When the work is done two by two
When more than 100 boars enter quarantine, one must have a good training plan…
The Manitoba Gene Center received a batch of 113 elite boars. It was the largest batch of boars to enter the stud and the training protocol for the animals was revised. The new training plan was shared with the entire team. This is essential since, in addition to the objective of efficient animal training, it is fundamental to ensure the safety of the personnel. Everyone must know exactly what needs to be done at every step. The animals came in when they were 8.5 – 9.5 months old. Initially the plan was to build a new training pen, but ultimately the decision was made to work using the existing pen, incorporating a second dummy placed as low as possible. At first, the young boars are put into a normal collection pen. It is important that the pen has been used and smells of other boars.
The last thing we want when the new boars come in is for the training pen to smell like a hospital, especially for the hardest boars to train!
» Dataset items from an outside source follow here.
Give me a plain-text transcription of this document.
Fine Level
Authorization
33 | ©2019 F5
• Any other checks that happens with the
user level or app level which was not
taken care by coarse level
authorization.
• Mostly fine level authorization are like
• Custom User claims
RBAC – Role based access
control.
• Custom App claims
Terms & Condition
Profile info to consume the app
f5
The best technician is put in charge of working with the boars. First the boars are put into the collection pen and once they are salivating they are put into the training pen. As soon as the male mounts and the collection begins, the person in charge of bringing the animals starts bringing in the second boar. This person is key to the smooth operation of the system, getting the boars in and out and above all ensuring the safety of the person working inside the training pen.
Once the boar is being collected, the second male is let in the training pen. Sometimes the second male tries to approach the first one, but ends up mounting the dummy… and yes, sometimes the technician has to work both left and right!
In a period of three hours, a team of four people moved a total of 37 boars and 100% of the animals were collected. It is essential to have the best available person in the training pen and that the person who is bringing the boars into the pen has excellent handling of the animals to ensure the safety of the technician.
When working with so many boars, it is important to correctly mark the animals that have already gone through to avoid repeats.
It is very important that these first experiences are very positive for the male, so if he wants to stop and “chat” he must be allowed to do so.
A team of 4 people trained 37 boars in three hours with 100% success. It is clear that the person in the pen must have the best training and that the handler must be excellent at getting the boars in and out to ensure a correct and efficient flow, and of course the safety of the operator.
Within a week, 95% of the boars were trained and collected, including some lines with lower libido. Surprisingly, no aggression was observed when the second boar was brought into the pen.
As always, the human factor was key to success in the training of this batch of 114 males.